Quick and easy red wine poached pears
Poaching is gentle, stove-top cooking and pears are ideal since they keep their shape. Poaching improves the taste of pears and the longer the pears sit in the syrup after poaching, the better they’ll taste. Choose pears that are firm with no bruises and minimal marks. They should not be completely ripe or they’ll be too soft once cooked.
1. Peel your pears but keep them whole and with the stalk intact. To prevent them from browning, once peeled, place them in a bowl of cold water with a squeeze of lemon in and add some lemon rind.
2. Place the pears into a large saucepan with the wine, sugar, cinnamon, cardamon, star anise and orange zest.
3. Make sure the pears are covered in wine so that they cook through evenly. Poach for approximately 30 minutes. The cooking time will depend on the ripeness of your pears – they should be tender all the way through when pierced with a tester or cocktail stick.

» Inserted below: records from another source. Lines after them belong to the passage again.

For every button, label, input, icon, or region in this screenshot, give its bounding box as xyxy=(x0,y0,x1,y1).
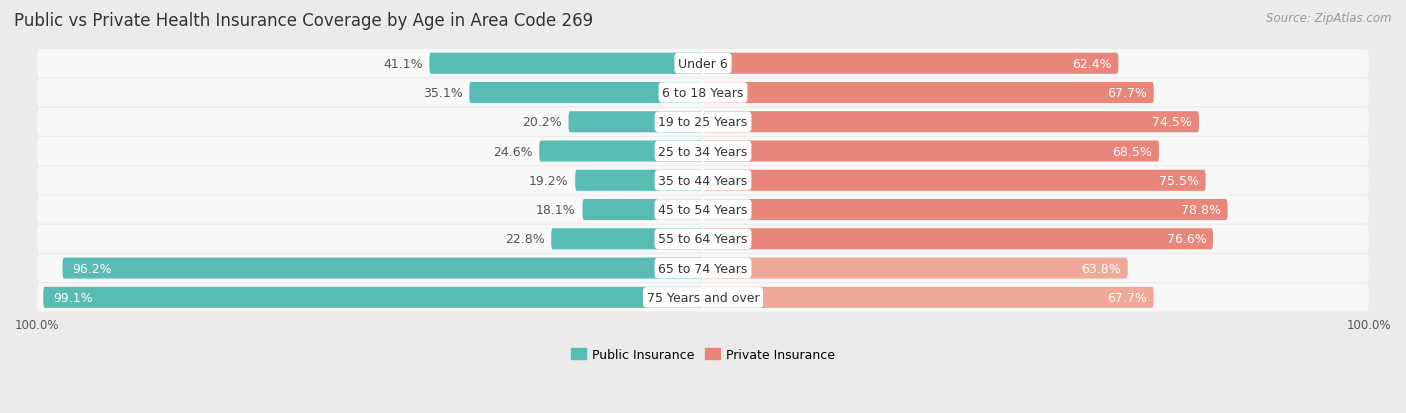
Text: Public vs Private Health Insurance Coverage by Age in Area Code 269: Public vs Private Health Insurance Cover… xyxy=(14,12,593,30)
Text: 45 to 54 Years: 45 to 54 Years xyxy=(658,204,748,216)
FancyBboxPatch shape xyxy=(703,141,1159,162)
FancyBboxPatch shape xyxy=(703,199,1227,221)
Text: 55 to 64 Years: 55 to 64 Years xyxy=(658,233,748,246)
Text: 99.1%: 99.1% xyxy=(53,291,93,304)
FancyBboxPatch shape xyxy=(429,54,703,75)
FancyBboxPatch shape xyxy=(470,83,703,104)
Text: Source: ZipAtlas.com: Source: ZipAtlas.com xyxy=(1267,12,1392,25)
Text: 63.8%: 63.8% xyxy=(1081,262,1121,275)
Text: 67.7%: 67.7% xyxy=(1107,291,1147,304)
FancyBboxPatch shape xyxy=(703,229,1213,250)
FancyBboxPatch shape xyxy=(44,287,703,308)
Text: 96.2%: 96.2% xyxy=(73,262,112,275)
FancyBboxPatch shape xyxy=(37,284,1369,312)
Legend: Public Insurance, Private Insurance: Public Insurance, Private Insurance xyxy=(567,343,839,366)
FancyBboxPatch shape xyxy=(568,112,703,133)
Text: 22.8%: 22.8% xyxy=(505,233,544,246)
FancyBboxPatch shape xyxy=(582,199,703,221)
Text: 75.5%: 75.5% xyxy=(1159,174,1199,188)
FancyBboxPatch shape xyxy=(37,196,1369,224)
Text: 19 to 25 Years: 19 to 25 Years xyxy=(658,116,748,129)
FancyBboxPatch shape xyxy=(703,112,1199,133)
Text: 78.8%: 78.8% xyxy=(1181,204,1220,216)
FancyBboxPatch shape xyxy=(62,258,703,279)
Text: 19.2%: 19.2% xyxy=(529,174,568,188)
FancyBboxPatch shape xyxy=(575,170,703,191)
Text: 41.1%: 41.1% xyxy=(382,57,423,71)
FancyBboxPatch shape xyxy=(37,254,1369,282)
Text: 67.7%: 67.7% xyxy=(1107,87,1147,100)
FancyBboxPatch shape xyxy=(37,79,1369,107)
Text: 68.5%: 68.5% xyxy=(1112,145,1153,158)
FancyBboxPatch shape xyxy=(37,225,1369,253)
Text: Under 6: Under 6 xyxy=(678,57,728,71)
Text: 35 to 44 Years: 35 to 44 Years xyxy=(658,174,748,188)
Text: 20.2%: 20.2% xyxy=(522,116,562,129)
Text: 62.4%: 62.4% xyxy=(1073,57,1112,71)
Text: 35.1%: 35.1% xyxy=(423,87,463,100)
FancyBboxPatch shape xyxy=(551,229,703,250)
Text: 74.5%: 74.5% xyxy=(1153,116,1192,129)
FancyBboxPatch shape xyxy=(37,138,1369,166)
FancyBboxPatch shape xyxy=(37,50,1369,78)
Text: 75 Years and over: 75 Years and over xyxy=(647,291,759,304)
Text: 24.6%: 24.6% xyxy=(494,145,533,158)
FancyBboxPatch shape xyxy=(703,54,1118,75)
FancyBboxPatch shape xyxy=(703,287,1154,308)
FancyBboxPatch shape xyxy=(37,167,1369,195)
Text: 18.1%: 18.1% xyxy=(536,204,576,216)
Text: 76.6%: 76.6% xyxy=(1167,233,1206,246)
Text: 65 to 74 Years: 65 to 74 Years xyxy=(658,262,748,275)
FancyBboxPatch shape xyxy=(540,141,703,162)
Text: 6 to 18 Years: 6 to 18 Years xyxy=(662,87,744,100)
Text: 25 to 34 Years: 25 to 34 Years xyxy=(658,145,748,158)
FancyBboxPatch shape xyxy=(37,109,1369,136)
FancyBboxPatch shape xyxy=(703,170,1205,191)
FancyBboxPatch shape xyxy=(703,258,1128,279)
FancyBboxPatch shape xyxy=(703,83,1154,104)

TIP: Whilst poaching, cover the pears with baking paper. This will ensure that your pears cook evenly as the paper suppresses them further into the red wine broth, where they would otherwise bob to the surface.
4. Remove the pears from the pan, then boil the liquid to reduce it by half so that you’re left with a syrupy consistency. Now place the pears back into the syrup to coat.
Serve each pear in a warmed bowl with some syrup and a drizzling of the crème anglaise. Pop a piece of cinnamon and star anise on for visual affect and aroma. Stay warm and enjoy.